Hochenauer reports that Oklahoma suffers from poverty. There’s nothing new here. Most of us know that this condition exists. What he doesn’t discuss are the causes of our poverty. We, as a state, have all of the resources available to make us ” if not rich ” at least richer than the national average.
We have abundant land that can be purchased at very reasonable prices. We have lots of cheap power. We have a plentiful supply of water. We also have a workforce that is willing to work for very reasonable wages and benefits.
With all of these plusses going for us, why are we poor? We should have people lined up at our borders clamoring to enter the state to start businesses and create jobs, but we don’t. We should be asking why this is not happening.
The proposed cures for poverty that Hochenauer puts forward in his commentary are nothing more than those that we have tried in the past. Free insurance, food banks, subsidized housing and other assistance programs all encourage poor people to remain poor. These giveaway programs do nothing to create value and make the economic pie bigger. They do nothing to create jobs for the people they are supposed to help. They are just a redistribution of wealth. The existing economic pie would just be sliced up differently.
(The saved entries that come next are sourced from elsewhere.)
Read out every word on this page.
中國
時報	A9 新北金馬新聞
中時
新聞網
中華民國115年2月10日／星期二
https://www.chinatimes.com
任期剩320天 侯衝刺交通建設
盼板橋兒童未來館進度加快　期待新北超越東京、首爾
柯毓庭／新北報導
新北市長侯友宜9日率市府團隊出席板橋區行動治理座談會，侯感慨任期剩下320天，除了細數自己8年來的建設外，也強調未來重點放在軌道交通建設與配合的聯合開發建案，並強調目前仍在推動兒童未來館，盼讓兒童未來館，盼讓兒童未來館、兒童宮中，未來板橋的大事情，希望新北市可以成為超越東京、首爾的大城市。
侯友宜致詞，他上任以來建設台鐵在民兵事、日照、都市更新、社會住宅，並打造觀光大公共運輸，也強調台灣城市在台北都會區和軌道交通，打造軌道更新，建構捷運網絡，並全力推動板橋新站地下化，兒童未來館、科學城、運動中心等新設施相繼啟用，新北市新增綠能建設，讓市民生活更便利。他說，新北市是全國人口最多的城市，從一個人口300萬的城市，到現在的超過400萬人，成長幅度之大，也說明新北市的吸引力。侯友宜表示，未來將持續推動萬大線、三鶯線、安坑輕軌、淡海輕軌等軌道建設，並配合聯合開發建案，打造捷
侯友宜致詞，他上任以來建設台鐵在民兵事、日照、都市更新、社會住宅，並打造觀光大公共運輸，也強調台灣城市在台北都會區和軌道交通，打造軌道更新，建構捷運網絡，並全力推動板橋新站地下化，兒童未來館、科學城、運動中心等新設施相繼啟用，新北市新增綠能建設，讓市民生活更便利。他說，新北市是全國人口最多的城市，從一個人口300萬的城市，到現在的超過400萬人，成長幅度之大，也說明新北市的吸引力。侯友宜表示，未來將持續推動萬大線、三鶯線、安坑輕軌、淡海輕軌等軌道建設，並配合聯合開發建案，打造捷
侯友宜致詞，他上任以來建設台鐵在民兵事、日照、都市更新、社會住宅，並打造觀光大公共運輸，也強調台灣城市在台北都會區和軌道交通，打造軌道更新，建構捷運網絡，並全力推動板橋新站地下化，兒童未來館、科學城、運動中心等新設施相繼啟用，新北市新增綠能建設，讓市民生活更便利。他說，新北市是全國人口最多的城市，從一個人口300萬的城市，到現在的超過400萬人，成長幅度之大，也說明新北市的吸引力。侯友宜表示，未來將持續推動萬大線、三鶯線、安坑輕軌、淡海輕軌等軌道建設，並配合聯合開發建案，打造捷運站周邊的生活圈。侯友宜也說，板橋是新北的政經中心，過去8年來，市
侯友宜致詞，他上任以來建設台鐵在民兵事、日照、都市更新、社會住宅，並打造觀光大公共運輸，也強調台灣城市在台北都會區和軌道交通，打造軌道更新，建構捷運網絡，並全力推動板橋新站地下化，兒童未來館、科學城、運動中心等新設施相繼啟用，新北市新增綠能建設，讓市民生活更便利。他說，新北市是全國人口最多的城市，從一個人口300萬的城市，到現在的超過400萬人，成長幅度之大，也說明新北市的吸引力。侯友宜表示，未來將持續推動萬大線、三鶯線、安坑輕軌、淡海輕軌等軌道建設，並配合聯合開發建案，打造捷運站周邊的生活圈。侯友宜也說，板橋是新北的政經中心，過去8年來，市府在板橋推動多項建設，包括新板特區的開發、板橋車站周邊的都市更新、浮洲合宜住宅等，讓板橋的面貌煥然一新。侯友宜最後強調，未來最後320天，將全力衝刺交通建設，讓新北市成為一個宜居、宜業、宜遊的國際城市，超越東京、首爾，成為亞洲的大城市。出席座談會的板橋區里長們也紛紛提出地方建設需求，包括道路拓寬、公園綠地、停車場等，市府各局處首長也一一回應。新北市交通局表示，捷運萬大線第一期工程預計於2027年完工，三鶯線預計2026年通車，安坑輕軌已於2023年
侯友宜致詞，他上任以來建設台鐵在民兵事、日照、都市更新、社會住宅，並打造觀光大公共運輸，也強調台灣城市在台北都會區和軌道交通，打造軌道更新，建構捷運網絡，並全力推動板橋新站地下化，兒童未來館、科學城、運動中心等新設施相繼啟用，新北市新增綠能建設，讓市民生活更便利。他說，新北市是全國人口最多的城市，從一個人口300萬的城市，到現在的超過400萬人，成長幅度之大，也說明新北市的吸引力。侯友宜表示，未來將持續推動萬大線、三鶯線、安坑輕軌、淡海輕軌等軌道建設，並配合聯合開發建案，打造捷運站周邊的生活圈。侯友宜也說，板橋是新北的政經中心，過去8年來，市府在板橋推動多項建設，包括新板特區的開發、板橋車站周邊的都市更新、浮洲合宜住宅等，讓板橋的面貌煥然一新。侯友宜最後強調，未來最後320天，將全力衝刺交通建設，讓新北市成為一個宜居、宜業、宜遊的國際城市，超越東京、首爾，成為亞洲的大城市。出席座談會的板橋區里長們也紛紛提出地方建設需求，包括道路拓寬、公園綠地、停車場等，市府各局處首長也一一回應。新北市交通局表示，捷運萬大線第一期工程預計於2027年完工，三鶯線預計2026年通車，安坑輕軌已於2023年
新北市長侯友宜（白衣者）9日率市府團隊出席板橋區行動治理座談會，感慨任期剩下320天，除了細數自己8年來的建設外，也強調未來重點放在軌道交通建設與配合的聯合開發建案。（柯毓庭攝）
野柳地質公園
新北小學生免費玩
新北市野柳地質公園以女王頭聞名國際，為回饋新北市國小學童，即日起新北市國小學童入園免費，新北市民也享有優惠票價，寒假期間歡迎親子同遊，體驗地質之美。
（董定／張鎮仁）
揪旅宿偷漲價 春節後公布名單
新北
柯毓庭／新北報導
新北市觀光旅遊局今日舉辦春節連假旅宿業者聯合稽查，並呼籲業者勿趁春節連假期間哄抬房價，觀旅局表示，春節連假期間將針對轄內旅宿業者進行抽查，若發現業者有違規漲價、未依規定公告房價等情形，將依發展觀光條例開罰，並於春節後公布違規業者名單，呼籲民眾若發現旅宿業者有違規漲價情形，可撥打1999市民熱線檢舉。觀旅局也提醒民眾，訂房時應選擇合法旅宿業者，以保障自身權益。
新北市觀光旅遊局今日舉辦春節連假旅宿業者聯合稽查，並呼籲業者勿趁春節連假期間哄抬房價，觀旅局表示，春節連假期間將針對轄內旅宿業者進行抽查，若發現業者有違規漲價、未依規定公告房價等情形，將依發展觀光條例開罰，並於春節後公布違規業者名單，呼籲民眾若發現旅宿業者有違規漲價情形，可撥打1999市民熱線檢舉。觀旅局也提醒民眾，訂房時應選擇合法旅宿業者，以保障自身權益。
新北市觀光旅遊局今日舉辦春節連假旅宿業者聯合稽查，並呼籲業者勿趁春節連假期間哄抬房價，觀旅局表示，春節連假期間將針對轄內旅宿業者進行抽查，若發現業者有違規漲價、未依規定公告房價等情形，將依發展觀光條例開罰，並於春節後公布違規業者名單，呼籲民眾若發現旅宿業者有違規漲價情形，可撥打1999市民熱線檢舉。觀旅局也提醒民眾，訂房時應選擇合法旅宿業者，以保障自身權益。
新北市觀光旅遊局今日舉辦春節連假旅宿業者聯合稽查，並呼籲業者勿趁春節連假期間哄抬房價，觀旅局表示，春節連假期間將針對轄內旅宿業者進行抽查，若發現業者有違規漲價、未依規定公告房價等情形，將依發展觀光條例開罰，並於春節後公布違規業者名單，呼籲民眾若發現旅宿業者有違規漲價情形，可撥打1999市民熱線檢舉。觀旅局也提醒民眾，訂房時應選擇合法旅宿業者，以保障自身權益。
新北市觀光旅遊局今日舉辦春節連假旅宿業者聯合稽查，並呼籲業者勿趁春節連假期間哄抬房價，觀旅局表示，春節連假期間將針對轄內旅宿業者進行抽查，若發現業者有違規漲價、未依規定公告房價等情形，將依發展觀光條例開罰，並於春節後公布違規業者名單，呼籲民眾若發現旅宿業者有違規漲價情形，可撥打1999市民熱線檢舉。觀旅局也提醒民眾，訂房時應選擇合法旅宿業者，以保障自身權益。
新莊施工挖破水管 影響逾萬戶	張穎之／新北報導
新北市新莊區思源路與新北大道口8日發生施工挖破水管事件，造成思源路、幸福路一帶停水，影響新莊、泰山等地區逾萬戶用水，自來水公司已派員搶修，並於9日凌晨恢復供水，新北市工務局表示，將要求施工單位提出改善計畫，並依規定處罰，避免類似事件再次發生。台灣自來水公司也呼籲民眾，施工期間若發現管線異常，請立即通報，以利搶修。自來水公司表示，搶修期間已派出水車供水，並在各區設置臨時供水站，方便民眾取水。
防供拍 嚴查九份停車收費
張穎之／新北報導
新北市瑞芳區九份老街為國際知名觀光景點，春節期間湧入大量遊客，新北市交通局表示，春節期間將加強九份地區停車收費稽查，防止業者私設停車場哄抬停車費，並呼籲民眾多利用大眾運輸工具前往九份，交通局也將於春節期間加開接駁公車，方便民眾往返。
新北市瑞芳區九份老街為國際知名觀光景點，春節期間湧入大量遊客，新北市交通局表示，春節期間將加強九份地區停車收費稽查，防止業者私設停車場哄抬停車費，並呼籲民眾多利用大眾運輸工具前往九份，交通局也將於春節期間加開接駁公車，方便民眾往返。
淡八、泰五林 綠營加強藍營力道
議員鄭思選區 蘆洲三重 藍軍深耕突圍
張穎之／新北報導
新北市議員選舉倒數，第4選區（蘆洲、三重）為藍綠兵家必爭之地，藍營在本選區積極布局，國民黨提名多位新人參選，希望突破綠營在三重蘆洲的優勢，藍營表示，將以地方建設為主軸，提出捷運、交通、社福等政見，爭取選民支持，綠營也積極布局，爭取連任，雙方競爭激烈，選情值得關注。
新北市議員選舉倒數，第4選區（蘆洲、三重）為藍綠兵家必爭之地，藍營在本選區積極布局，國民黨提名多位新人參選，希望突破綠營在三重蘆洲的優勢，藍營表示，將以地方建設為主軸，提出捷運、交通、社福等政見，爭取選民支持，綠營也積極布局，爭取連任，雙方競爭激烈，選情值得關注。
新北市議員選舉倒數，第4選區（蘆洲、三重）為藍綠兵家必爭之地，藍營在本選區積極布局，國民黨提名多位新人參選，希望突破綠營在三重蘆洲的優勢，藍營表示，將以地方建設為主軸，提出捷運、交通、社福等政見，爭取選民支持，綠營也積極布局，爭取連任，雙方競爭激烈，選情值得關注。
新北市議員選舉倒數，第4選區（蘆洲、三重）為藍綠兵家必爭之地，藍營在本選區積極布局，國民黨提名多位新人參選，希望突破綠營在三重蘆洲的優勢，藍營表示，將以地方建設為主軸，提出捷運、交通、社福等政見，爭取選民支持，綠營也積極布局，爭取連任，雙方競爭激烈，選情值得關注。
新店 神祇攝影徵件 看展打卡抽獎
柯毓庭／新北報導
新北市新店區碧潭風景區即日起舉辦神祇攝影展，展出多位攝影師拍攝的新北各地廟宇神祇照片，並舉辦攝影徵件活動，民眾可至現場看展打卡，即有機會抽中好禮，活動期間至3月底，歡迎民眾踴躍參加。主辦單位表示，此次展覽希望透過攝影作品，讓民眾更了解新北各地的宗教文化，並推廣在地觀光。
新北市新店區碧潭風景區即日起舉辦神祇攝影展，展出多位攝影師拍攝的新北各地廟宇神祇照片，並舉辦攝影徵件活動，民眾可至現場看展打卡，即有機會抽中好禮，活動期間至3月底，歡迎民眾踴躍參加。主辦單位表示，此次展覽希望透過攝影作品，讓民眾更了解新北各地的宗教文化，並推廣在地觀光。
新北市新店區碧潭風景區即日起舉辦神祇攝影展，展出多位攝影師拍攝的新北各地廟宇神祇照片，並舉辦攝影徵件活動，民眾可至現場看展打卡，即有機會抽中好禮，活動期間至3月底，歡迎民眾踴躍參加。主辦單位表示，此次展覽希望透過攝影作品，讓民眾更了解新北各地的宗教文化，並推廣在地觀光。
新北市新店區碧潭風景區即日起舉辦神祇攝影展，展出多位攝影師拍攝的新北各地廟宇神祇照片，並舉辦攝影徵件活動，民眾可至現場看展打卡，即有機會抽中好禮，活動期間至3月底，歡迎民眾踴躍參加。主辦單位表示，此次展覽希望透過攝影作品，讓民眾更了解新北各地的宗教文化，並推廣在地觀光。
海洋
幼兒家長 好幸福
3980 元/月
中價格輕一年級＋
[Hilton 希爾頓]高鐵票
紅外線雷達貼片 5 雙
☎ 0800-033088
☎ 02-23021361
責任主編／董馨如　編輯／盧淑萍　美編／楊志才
Progressives like Hochenauer apparently think that Oklahomans can educate themselves out of poverty. We now have kindergarten and prekindergarten programs and ” if this trend continues ” the mothers of newborns will be required to surrender their babies to state educators immediately after birth. Progressives seem to think that doing more of something that produces inferior results will suddenly produce superior results and solve our poverty problem. This belief is akin to the definition of insanity, which is doing the same thing over and over and expecting to get different results.
How is increasing the number of college graduates going to help us escape poverty? We could easily double the number of Oklahomans with college degrees, but where are these new graduates going to work? Increasing the number of college graduates without increasing the number of jobs available will mean that we have a better-educated group on welfare if those new college graduates choose to remain in Oklahoma.
Without understanding of the cause of poverty and proposing new cures, the condition will most likely persist.